Yesterday morning we went tracking woodpeckers (up to 6 different species) in a forest in the Karst, like we usually do at this time of year. After a productive morning with all 6 species recorded (all European woodpeckers apart from White-backed, Three-toed, Syrian and Wryneck), we were treated with a rare and unexpected encounter. Just around 11 o'clock, we were standing still and silent by some trees, when a mid-sized animal trotted in our direction. First thought was "a fox", but as the animal approached we realised it was a beautiful Golden Jackal Canis aureus. The animal didn't notice us at all and walked straight in our direction, passing some 15 meters away from us. When it disappeared among the trees, half a minute later, another three Jackals followed in the same direction, silently trotting towards us! This time the group spotted us and decided to change direction, but first the animals chased one another for a while, not far from where we were standing. In the excitement we managed to take a copule of shots and record the above video, showing the last two Jackals of the group, a few moments before they disappeared into the trees, never to be seen again. Although we were used to see quite a lot of Jackals on a daily basis in Romania (see here), watching these interesting animals here at home is certainly different. Golden Jackals have been colonising Slovenia from the Balkans in recent years and in many areas they've become permanent residents. The Karst in western Slovenia is perhaps one of the places with the largest population, but still, seeing these animals is far from easy. The animals here tend to be rather shy and active mainly at night. Hearing their howls is usually the commonest type of encounter with the species. In the past we already heard Jackals howling in the Karst a couple of times and even caught one on a trail camera, actually not far from where we saw them yesterday.
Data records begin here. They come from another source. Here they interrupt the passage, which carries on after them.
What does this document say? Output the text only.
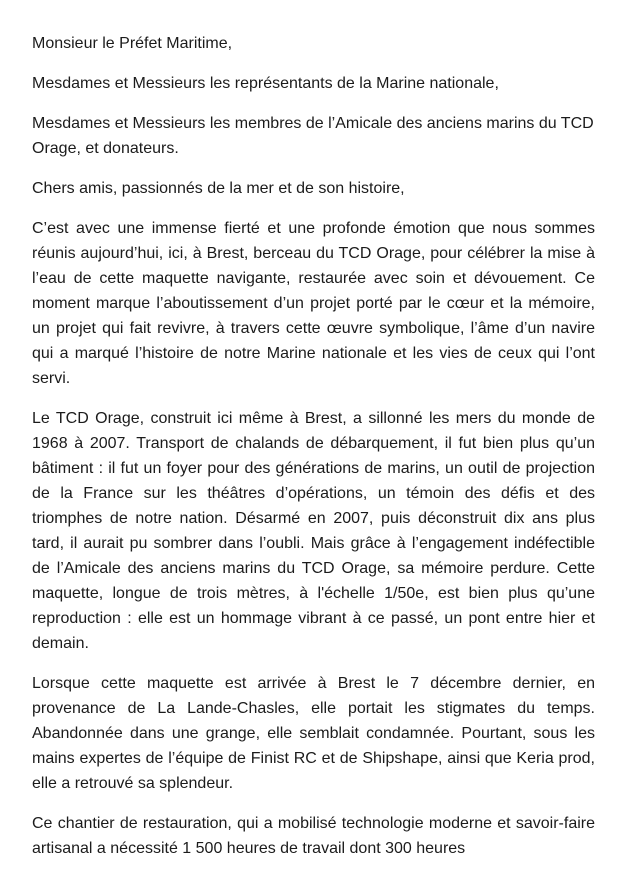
Monsieur le Préfet Maritime,

Mesdames et Messieurs les représentants de la Marine nationale,

Mesdames et Messieurs les membres de l’Amicale des anciens marins du TCD Orage, et donateurs.

Chers amis, passionnés de la mer et de son histoire,

C’est avec une immense fierté et une profonde émotion que nous sommes réunis aujourd’hui, ici, à Brest, berceau du TCD Orage, pour célébrer la mise à l’eau de cette maquette navigante, restaurée avec soin et dévouement. Ce moment marque l’aboutissement d’un projet porté par le cœur et la mémoire, un projet qui fait revivre, à travers cette œuvre symbolique, l’âme d’un navire qui a marqué l’histoire de notre Marine nationale et les vies de ceux qui l’ont servi.

Le TCD Orage, construit ici même à Brest, a sillonné les mers du monde de 1968 à 2007. Transport de chalands de débarquement, il fut bien plus qu’un bâtiment : il fut un foyer pour des générations de marins, un outil de projection de la France sur les théâtres d’opérations, un témoin des défis et des triomphes de notre nation. Désarmé en 2007, puis déconstruit dix ans plus tard, il aurait pu sombrer dans l’oubli. Mais grâce à l’engagement indéfectible de l’Amicale des anciens marins du TCD Orage, sa mémoire perdure. Cette maquette, longue de trois mètres, à l'échelle 1/50e, est bien plus qu’une reproduction : elle est un hommage vibrant à ce passé, un pont entre hier et demain.

Lorsque cette maquette est arrivée à Brest le 7 décembre dernier, en provenance de La Lande-Chasles, elle portait les stigmates du temps. Abandonnée dans une grange, elle semblait condamnée. Pourtant, sous les mains expertes de l’équipe de Finist RC et de Shipshape, ainsi que Keria prod, elle a retrouvé sa splendeur.

Ce chantier de restauration, qui a mobilisé technologie moderne et savoir-faire artisanal a nécessité 1 500 heures de travail dont 300 heures
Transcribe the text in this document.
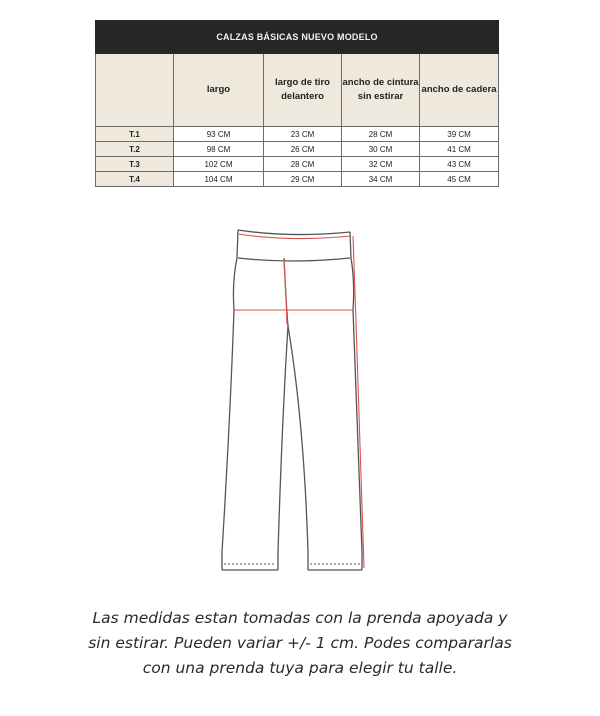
CALZAS BÁSICAS NUEVO MODELO				
	largo	largo de tiro delantero	ancho de cintura sin estirar	ancho de cadera
T.1	93 CM	23 CM	28 CM	39 CM
T.2	98 CM	26 CM	30 CM	41 CM
T.3	102 CM	28 CM	32 CM	43 CM
T.4	104 CM	29 CM	34 CM	45 CM

Las medidas estan tomadas con la prenda apoyada y
sin estirar. Pueden variar +/- 1 cm. Podes compararlas
con una prenda tuya para elegir tu talle.
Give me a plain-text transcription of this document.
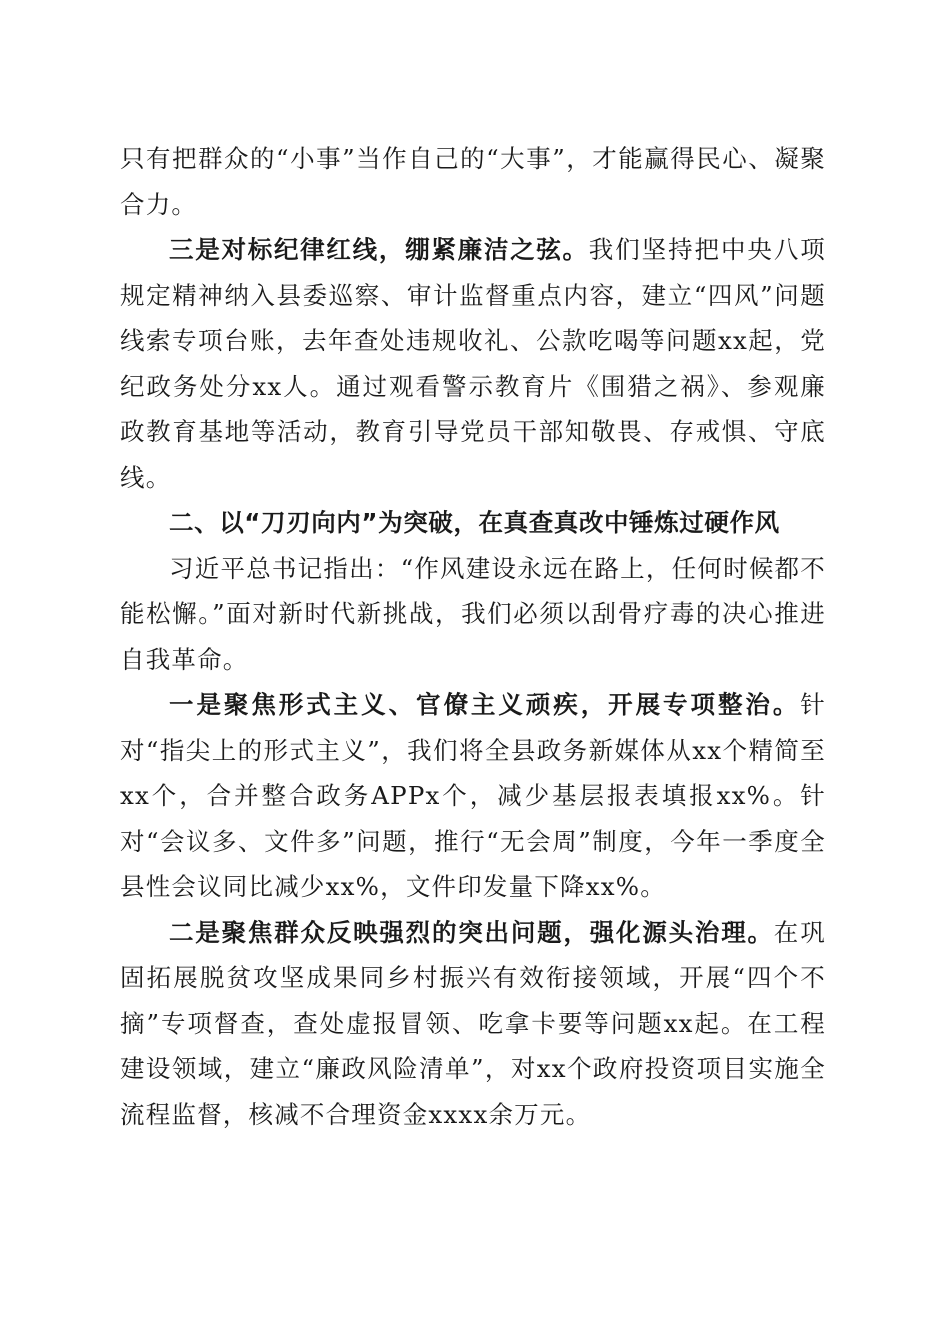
只有把群众的“小事”当作自己的“大事”，才能赢得民心、凝聚合力。

三是对标纪律红线，绷紧廉洁之弦。我们坚持把中央八项规定精神纳入县委巡察、审计监督重点内容，建立“四风”问题线索专项台账，去年查处违规收礼、公款吃喝等问题xx起，党纪政务处分xx人。通过观看警示教育片《围猎之祸》、参观廉政教育基地等活动，教育引导党员干部知敬畏、存戒惧、守底线。

二、以“刀刃向内”为突破，在真查真改中锤炼过硬作风

习近平总书记指出：“作风建设永远在路上，任何时候都不能松懈。”面对新时代新挑战，我们必须以刮骨疗毒的决心推进自我革命。

一是聚焦形式主义、官僚主义顽疾，开展专项整治。针对“指尖上的形式主义”，我们将全县政务新媒体从xx个精简至xx个，合并整合政务APPx个，减少基层报表填报xx%。针对“会议多、文件多”问题，推行“无会周”制度，今年一季度全县性会议同比减少xx%，文件印发量下降xx%。

二是聚焦群众反映强烈的突出问题，强化源头治理。在巩固拓展脱贫攻坚成果同乡村振兴有效衔接领域，开展“四个不摘”专项督查，查处虚报冒领、吃拿卡要等问题xx起。在工程建设领域，建立“廉政风险清单”，对xx个政府投资项目实施全流程监督，核减不合理资金xxxx余万元。
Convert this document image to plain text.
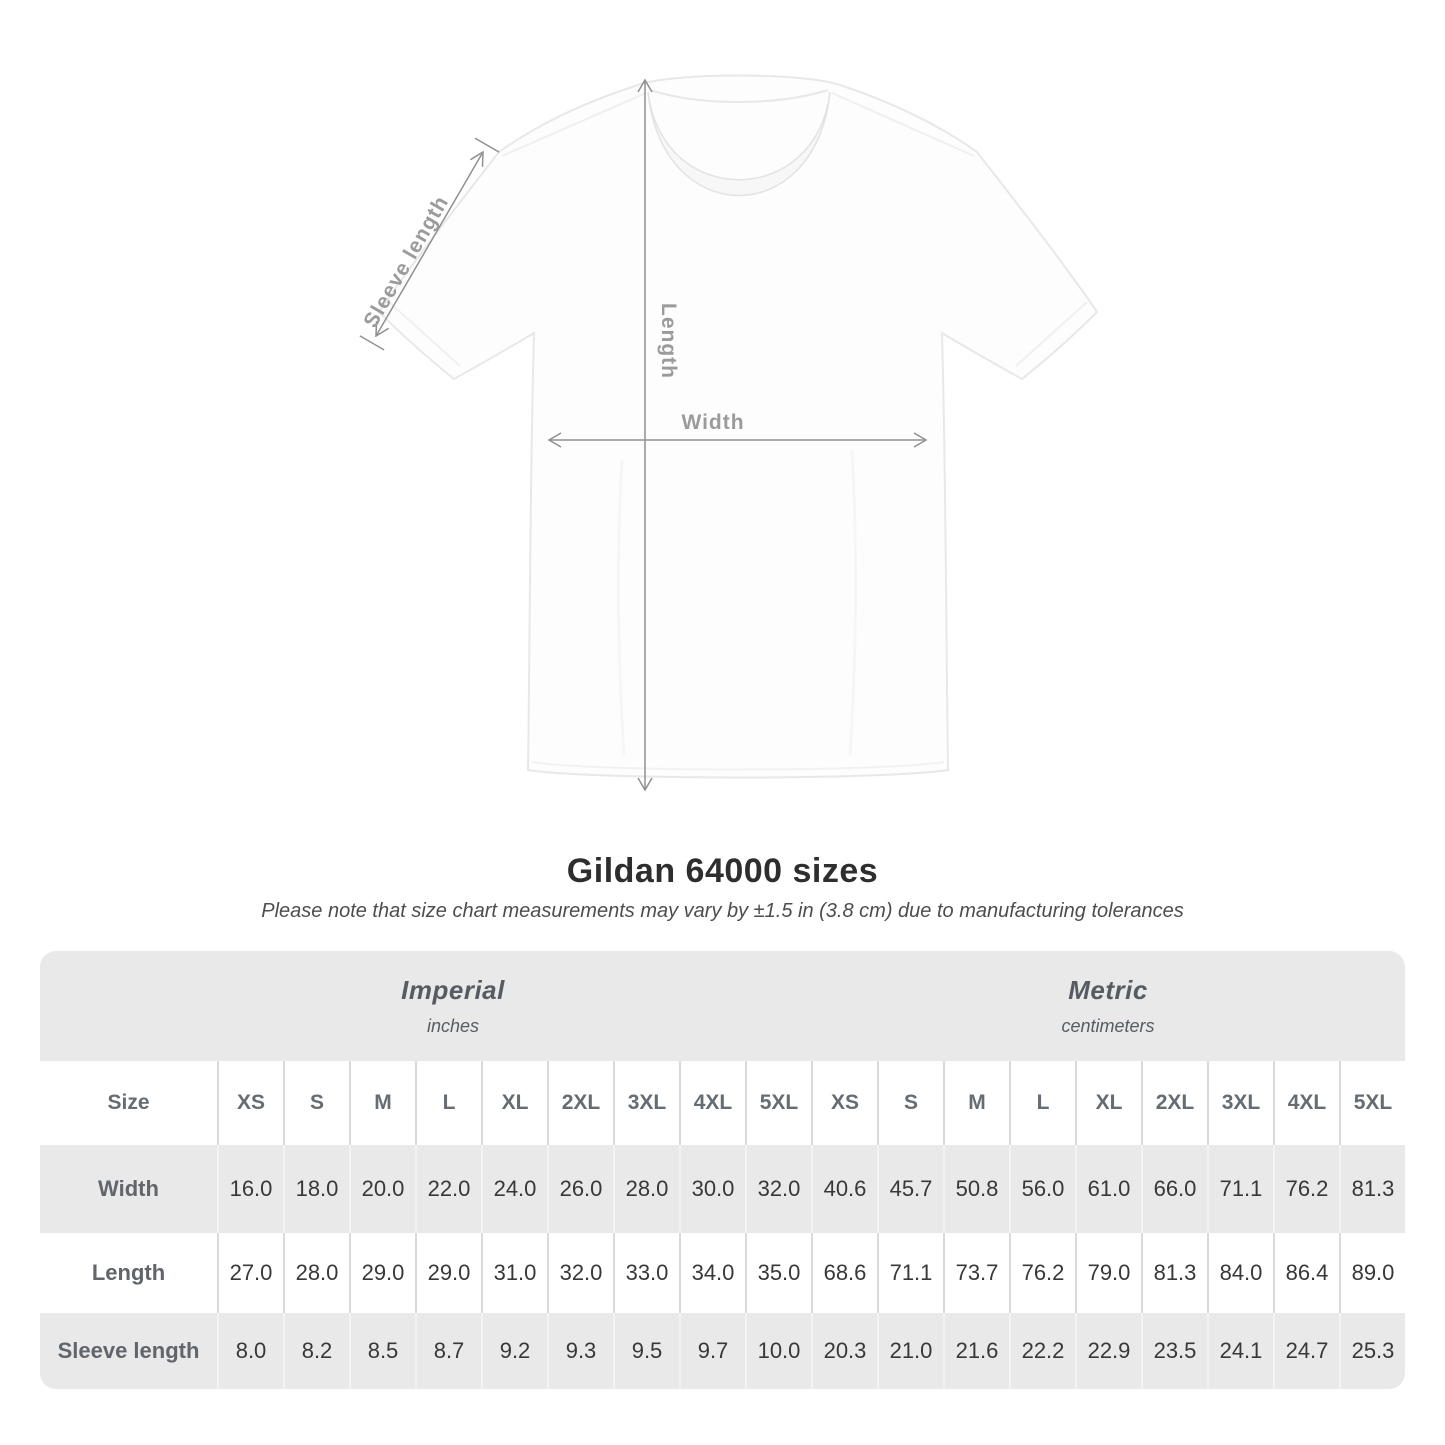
Sleeve length
Length
Width
Gildan 64000 sizes

Please note that size chart measurements may vary by ±1.5 in (3.8 cm) due to manufacturing tolerances

Imperial
inches

Metric
centimeters

Size	XS	S	M	L	XL	2XL	3XL	4XL	5XL	XS	S	M	L	XL	2XL	3XL	4XL	5XL
Width	16.0	18.0	20.0	22.0	24.0	26.0	28.0	30.0	32.0	40.6	45.7	50.8	56.0	61.0	66.0	71.1	76.2	81.3
Length	27.0	28.0	29.0	29.0	31.0	32.0	33.0	34.0	35.0	68.6	71.1	73.7	76.2	79.0	81.3	84.0	86.4	89.0
Sleeve length	8.0	8.2	8.5	8.7	9.2	9.3	9.5	9.7	10.0	20.3	21.0	21.6	22.2	22.9	23.5	24.1	24.7	25.3
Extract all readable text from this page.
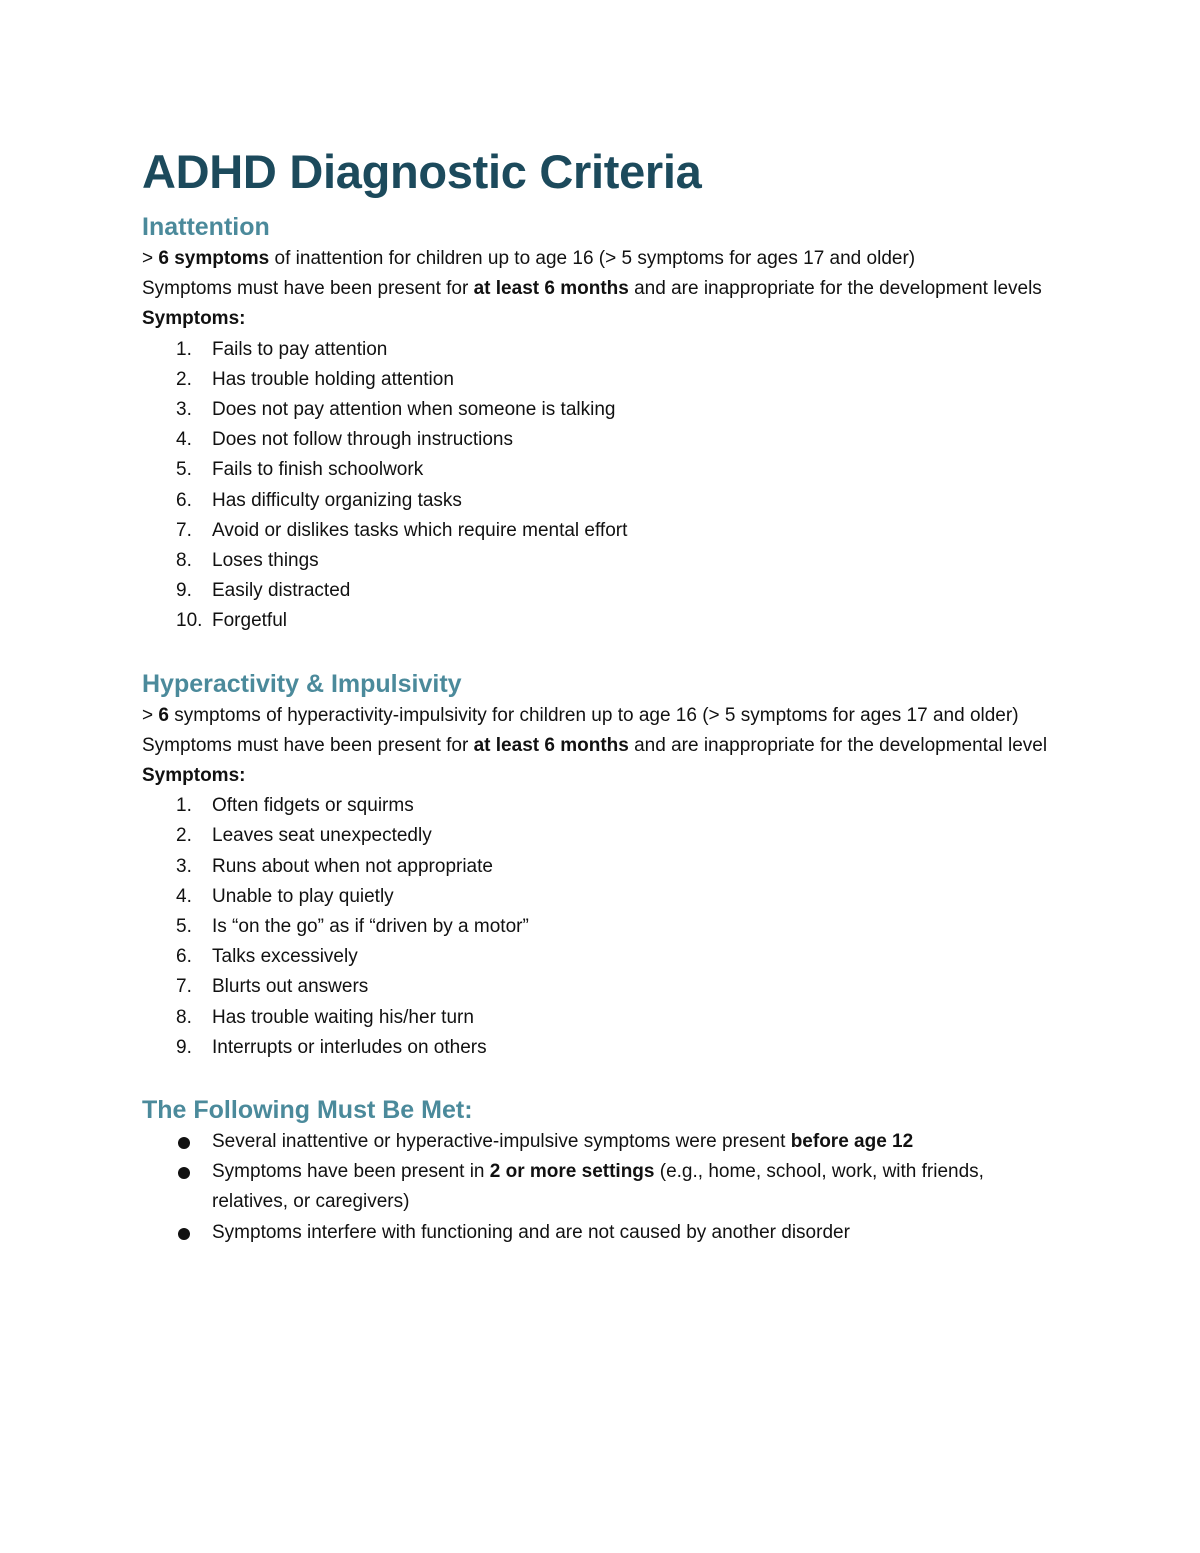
ADHD Diagnostic Criteria
Inattention

> 6 symptoms of inattention for children up to age 16 (> 5 symptoms for ages 17 and older)

Symptoms must have been present for at least 6 months and are inappropriate for the development levels

Symptoms:

1.	Fails to pay attention
2.	Has trouble holding attention
3.	Does not pay attention when someone is talking
4.	Does not follow through instructions
5.	Fails to finish schoolwork
6.	Has difficulty organizing tasks
7.	Avoid or dislikes tasks which require mental effort
8.	Loses things
9.	Easily distracted
10. Forgetful
Hyperactivity & Impulsivity

> 6 symptoms of hyperactivity-impulsivity for children up to age 16 (> 5 symptoms for ages 17 and older)

Symptoms must have been present for at least 6 months and are inappropriate for the developmental level

Symptoms:

1.	Often fidgets or squirms
2.	Leaves seat unexpectedly
3.	Runs about when not appropriate
4.	Unable to play quietly
5.	Is “on the go” as if “driven by a motor”
6.	Talks excessively
7.	Blurts out answers
8.	Has trouble waiting his/her turn
9.	Interrupts or interludes on others
The Following Must Be Met:
Several inattentive or hyperactive-impulsive symptoms were present before age 12
Symptoms have been present in 2 or more settings (e.g., home, school, work, with friends, relatives, or caregivers)
Symptoms interfere with functioning and are not caused by another disorder
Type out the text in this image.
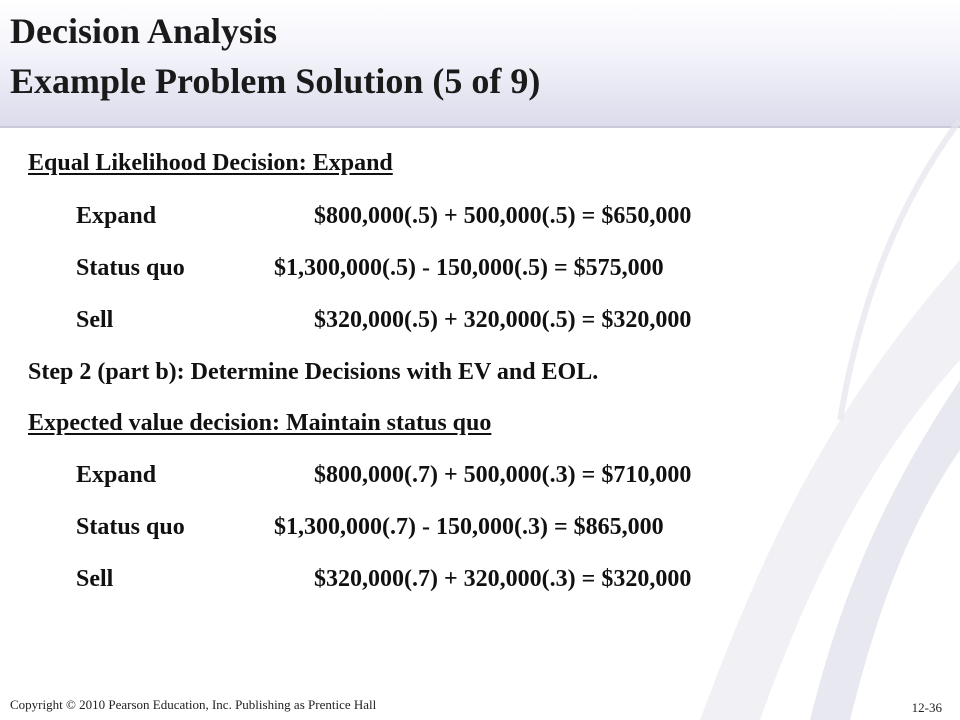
Decision Analysis
Example Problem Solution (5 of 9)
Equal Likelihood Decision: Expand
Expand	$800,000(.5) + 500,000(.5) = $650,000
Status quo	$1,300,000(.5) - 150,000(.5) = $575,000
Sell	$320,000(.5) + 320,000(.5) = $320,000
Step 2 (part b): Determine Decisions with EV and EOL.
Expected value decision: Maintain status quo
Expand	$800,000(.7) + 500,000(.3) = $710,000
Status quo	$1,300,000(.7) - 150,000(.3) = $865,000
Sell	$320,000(.7) + 320,000(.3) = $320,000
Copyright © 2010 Pearson Education, Inc. Publishing as Prentice Hall	12-36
More up-to-date info about Golden Jackals in Slovenia can be found on this website, summarising the results from the latest studies of the species. The site is only in Slovene, but the graphs and tables should be readable nevertheless. This page in particular is interesting as it shows the approximate distribution of the species in Slovenia.
It is said that areas inhabited by Golden Jackals are not inhabited by Wolves Canis lupus as the two species exclude each other. That is true also for Slovenia as the Jackals usually inhabit lowland and hilly countryside, while Wolves have territories in mountain forests of the Dinaric chain. The Trnovo forest (Trnovski gozd) in western Slovenia is home to a well-studied pack of Wolves (see this informative video) and finding their tracks in not that difficult in winter. At the beginning of the week we visited the forest, once again with the main aim of tracking down some rare woodpeckers (White-backed in particular), but without success. However, during our long walk in the snow, we stumbled upon two droppings of Wolf Canis lupus (above), on the main road running through the forest. Wolves frequently use forest roads as they are quite convenient to walk on and their tracks can be sometimes found quite easily on such exposed places.
Descending from the plateau of Trnovski gozd, we scanned some cliffs at its southern edge and spotted the local pair of Golden Eagles Aquila chrysaetos, perched on the top of a large rock. Nearby we also checked a nest-site that was used in the past and noticed some new building material in it (fresh pine branches), so fingers crossed that the pair will nest there again!